Most of the new crude oil produced in West Texas’ Permian Basin during the next few years will be shipped from Gulf Coast ports to growing nations in Asia and other regions, according to analytics firm IHS Markit.
So while domestic oil consumption is rising only slightly, the foreign demand for U.S. oil is booming, spurred by the 2015 end to a decades-old ban on crude exports. The U.S. today ships out almost 1 million barrels of oil each day compared with about 520,000 barrels in 2016.
U.S. oil exports are expected to triple to about 3 million barrels a day by 2025, said Kurt Barrow, a vice president of oil markets for IHS. That oil will be fed primarily by Permian production and shipped from ports in Houston and Corpus Christi.
There are a bevy of pipelines proposed to carry crude oil from West Texas to Corpus, potentially turning the area into a world-class oil exporting hub. Likewise, oil pipelines from the Permian to
Houston are under construction or being expanded by companies like Houston’s Enterprise Products Partners, Plains All American Pipeline and Oklahoma’s Magellan Midstream Partners.
The proposed crude pipelines – if most are built – could nearly double the current capacity levels from the Permian Basin by 2020, according to a new report from Credit Suisse analysts.
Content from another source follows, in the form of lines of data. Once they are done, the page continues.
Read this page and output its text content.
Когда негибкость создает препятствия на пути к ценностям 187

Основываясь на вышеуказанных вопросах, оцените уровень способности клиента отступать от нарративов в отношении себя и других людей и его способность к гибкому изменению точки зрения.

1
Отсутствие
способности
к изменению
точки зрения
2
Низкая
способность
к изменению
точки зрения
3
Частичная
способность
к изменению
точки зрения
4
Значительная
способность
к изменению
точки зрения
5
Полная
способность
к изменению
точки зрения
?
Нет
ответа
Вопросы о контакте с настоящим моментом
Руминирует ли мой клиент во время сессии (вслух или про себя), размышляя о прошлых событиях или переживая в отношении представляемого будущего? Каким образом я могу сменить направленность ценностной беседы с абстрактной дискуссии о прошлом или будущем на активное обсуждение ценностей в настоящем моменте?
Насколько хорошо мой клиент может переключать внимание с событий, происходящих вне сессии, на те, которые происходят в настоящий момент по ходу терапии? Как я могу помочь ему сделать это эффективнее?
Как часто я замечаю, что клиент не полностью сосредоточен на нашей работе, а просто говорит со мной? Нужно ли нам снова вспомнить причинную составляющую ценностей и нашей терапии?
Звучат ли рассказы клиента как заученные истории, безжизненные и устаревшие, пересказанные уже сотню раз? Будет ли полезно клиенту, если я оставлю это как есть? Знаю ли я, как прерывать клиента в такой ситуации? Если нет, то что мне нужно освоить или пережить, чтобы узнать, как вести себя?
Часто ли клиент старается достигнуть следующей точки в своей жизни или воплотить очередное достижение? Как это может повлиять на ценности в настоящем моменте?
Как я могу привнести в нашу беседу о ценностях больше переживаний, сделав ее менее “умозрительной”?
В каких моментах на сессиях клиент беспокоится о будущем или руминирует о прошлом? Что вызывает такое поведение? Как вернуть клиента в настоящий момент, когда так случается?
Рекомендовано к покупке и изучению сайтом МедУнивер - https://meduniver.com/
Gulf Coast refineries use some of the Texas oil, but they’re built to primarily rely on denser crude from Canada, Latin America and some Middle Eastern nations, and they’ll continue to import that oil. As such, most of the new Permian production will travel to other countries via large oil tankers, Barrow said.
Permian oil production is approaching 2.5 million barrels a day now — up from less than 1 million as recently as 2011. But the amount of oil pipeline projects in the works could bring the Permian’s crude pipeline capacity to nearly 5 million barrels by 2020.
Permian production could exceed 4 million barrels a day by 2020 if oil prices rise to about $60 a barrel, according to Credit Suisse. The U.S. benchmark for oil is hovering near $48 a barrel.